The immediate political purpose behind Cameron’s initiative was to stop the rise of the United Kingdom Independence Party, which clamors for exit from the EU But, it was also meant to silence, once and for all, the Euro skeptic wing of his own party, which also supports Brexit.
From the EU perspective, the last thing anyone needs right now is a long and arduous process of negotiating a new treaty that would require the unanimous assent of 27 EU members — just to accommodate Cameron’s promises to the British people. The most that he can hope for at this point is some minor administrative tinkering.
The rise of the euro skeptics in Britain mirrors Europe‐wide disillusionment with the institution once considered the continent’s great hope. The EU is failing to deliver a better life for all. What the Europeans got instead is a flat‐lining economy and high unemployment caused by over‐regulation, protectionism and a common currency that does not suit anyone.
The euro is not the first pan‐European mishap. The Common Agricultural Policy, a centrally planned system of production quotas and financial subsidies, has led to epic waste of mountains of butter and lakes of milk. The Common Fisheries Policy was meant to preserve Europe’s fish stocks through a quota system. Instead, it decimated them. The Structural and Cohesion Funds, a system of transfer payments that used money from taxpayers in rich countries to spur growth and employment in Europe’s poor countries, has become a boondoggle of financial misallocation and corruption.
Perhaps most worrying of all is the collapse of the rule of law. The Maastricht budget deficit guidelines, the Dublin Regulation on the processing of asylum seekers, the non‐bailout clause in the Lisbon Treaty — all have been discarded with frightening ease. Is it any wonder that insecurity, mutual recrimination and mistrust stalk the continent?
In a futile attempt to cope with the crises that are threating to overwhelm it, Brussels has made a pitch for more powers. If successful, the move will further vitiate national parliaments, sow mistrust between nations and peoples, and worsen the democratic deficit.
Brussels’ claims that it can solve Europe’s problems through political and economic centralization are getting bolder — even as events like the failure to solve the escalating refugee crisis offer painful daily reminders of the EU’s ineptitude.
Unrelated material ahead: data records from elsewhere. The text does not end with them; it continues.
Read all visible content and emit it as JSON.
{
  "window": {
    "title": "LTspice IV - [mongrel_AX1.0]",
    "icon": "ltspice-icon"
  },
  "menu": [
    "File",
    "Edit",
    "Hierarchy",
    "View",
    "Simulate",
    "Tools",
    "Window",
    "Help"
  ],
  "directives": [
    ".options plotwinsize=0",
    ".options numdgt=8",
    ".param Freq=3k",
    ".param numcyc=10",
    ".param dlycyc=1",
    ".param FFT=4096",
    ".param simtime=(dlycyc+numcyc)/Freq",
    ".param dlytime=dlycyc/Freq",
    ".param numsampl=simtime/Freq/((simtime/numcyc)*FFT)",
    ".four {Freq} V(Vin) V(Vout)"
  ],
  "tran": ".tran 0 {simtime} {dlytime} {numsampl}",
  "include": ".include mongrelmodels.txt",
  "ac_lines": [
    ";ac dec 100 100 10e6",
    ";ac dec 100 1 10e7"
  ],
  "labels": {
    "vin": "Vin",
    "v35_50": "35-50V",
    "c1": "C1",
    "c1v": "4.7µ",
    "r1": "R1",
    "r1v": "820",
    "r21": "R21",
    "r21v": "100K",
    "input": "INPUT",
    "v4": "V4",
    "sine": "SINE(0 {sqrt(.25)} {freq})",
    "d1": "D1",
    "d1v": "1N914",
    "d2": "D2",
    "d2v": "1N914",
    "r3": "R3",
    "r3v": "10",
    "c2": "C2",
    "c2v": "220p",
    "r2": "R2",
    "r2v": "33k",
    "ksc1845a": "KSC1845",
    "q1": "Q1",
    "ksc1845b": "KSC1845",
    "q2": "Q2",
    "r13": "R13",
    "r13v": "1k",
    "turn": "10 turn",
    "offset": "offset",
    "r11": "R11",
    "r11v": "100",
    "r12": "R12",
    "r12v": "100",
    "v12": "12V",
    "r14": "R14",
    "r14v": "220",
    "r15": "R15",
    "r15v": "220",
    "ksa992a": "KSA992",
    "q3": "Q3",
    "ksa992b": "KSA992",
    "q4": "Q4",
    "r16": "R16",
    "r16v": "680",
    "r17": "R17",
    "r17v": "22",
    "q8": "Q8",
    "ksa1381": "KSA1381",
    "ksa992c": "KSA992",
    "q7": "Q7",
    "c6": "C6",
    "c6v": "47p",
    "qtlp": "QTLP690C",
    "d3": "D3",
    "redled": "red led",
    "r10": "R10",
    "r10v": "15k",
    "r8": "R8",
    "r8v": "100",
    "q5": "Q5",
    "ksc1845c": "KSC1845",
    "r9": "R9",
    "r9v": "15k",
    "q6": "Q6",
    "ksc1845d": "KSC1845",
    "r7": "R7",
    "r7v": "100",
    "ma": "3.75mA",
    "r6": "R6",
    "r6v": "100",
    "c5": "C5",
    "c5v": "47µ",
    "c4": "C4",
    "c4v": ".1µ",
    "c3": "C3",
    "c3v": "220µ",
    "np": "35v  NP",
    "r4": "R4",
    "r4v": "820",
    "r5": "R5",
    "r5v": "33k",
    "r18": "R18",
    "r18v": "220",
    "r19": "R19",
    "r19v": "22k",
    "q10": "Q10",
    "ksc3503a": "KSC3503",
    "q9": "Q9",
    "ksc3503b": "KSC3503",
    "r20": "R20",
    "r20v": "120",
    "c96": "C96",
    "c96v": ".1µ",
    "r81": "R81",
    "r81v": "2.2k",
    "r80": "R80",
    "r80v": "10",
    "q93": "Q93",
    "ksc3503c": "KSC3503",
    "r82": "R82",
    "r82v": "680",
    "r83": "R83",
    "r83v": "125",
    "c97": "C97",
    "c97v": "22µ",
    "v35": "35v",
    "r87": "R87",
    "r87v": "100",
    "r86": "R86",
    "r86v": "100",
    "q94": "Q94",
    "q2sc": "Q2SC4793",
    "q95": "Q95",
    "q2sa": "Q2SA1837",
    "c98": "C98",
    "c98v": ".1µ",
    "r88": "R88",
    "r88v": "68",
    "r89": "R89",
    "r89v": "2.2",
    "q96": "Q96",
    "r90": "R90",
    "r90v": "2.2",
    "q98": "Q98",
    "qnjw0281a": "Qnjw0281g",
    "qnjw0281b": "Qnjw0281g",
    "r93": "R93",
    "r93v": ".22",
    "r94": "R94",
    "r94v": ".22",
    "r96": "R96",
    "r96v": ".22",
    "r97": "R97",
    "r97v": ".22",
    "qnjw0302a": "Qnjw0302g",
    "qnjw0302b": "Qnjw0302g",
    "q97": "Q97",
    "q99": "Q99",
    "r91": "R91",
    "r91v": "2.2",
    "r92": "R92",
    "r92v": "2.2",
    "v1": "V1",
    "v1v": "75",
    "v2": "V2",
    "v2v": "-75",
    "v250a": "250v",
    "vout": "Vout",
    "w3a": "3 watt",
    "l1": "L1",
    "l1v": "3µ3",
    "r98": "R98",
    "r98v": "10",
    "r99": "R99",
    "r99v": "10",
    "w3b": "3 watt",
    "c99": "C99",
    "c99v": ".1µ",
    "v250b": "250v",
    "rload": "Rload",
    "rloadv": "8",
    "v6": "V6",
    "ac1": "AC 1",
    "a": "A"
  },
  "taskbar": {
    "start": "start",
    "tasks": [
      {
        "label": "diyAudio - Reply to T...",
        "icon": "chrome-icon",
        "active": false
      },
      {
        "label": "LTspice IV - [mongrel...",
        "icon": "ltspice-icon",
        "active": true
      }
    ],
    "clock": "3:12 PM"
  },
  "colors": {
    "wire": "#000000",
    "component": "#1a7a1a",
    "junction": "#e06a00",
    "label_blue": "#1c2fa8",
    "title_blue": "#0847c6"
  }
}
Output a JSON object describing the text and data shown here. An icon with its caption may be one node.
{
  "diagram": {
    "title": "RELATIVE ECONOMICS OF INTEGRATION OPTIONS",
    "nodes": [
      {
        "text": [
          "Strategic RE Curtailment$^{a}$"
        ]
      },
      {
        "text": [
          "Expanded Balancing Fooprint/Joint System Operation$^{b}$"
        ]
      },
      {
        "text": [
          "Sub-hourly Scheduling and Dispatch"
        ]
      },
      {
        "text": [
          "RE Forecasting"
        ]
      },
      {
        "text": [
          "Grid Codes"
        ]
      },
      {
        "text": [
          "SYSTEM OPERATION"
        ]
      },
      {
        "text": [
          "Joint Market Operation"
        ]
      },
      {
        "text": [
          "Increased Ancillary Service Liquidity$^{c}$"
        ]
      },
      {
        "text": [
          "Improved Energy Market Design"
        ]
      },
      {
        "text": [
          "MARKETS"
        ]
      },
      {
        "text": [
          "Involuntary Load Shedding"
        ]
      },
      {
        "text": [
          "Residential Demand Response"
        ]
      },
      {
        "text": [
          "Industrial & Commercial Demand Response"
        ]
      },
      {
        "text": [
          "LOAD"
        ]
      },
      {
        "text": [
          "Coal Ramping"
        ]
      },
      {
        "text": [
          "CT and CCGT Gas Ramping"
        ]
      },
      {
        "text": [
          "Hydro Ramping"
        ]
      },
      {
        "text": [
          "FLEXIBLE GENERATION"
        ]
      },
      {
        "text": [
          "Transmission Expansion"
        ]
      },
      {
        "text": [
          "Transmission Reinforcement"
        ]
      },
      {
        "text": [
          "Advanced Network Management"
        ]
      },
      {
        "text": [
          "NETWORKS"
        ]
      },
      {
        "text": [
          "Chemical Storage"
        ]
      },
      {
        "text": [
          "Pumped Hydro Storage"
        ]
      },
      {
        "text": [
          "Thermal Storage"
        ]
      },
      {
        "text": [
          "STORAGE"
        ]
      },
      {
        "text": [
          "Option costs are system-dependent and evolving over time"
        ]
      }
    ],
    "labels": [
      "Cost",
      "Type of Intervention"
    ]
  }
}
The outlook for the EU is unpropitious. The end of Europe’s economic slump is not in sight. Europe’s share in the world economy continues to shrink. Having recently concluded the Trans‐Pacific Partnership Agreement, the US and other nations of the Pacific Basin are on the cusp of a new era in world trade. At the same time, parallel negotiations between the United States and the EU for the Trans‐Atlantic Trade and Investment Partnership languish.
Britain is the world’s fifth largest economy. In case of Brexit, it will be in America’s interest to see Britain prosper. Rather than cajoling the British voter and threatening the U.K.’s economy with a protracted period of uncertainty, Obama and Froman should keep out of the Brexit debate and keep an open mind about a bi‐lateral trade deal with Britain as well as Britain’s entry into the TPP.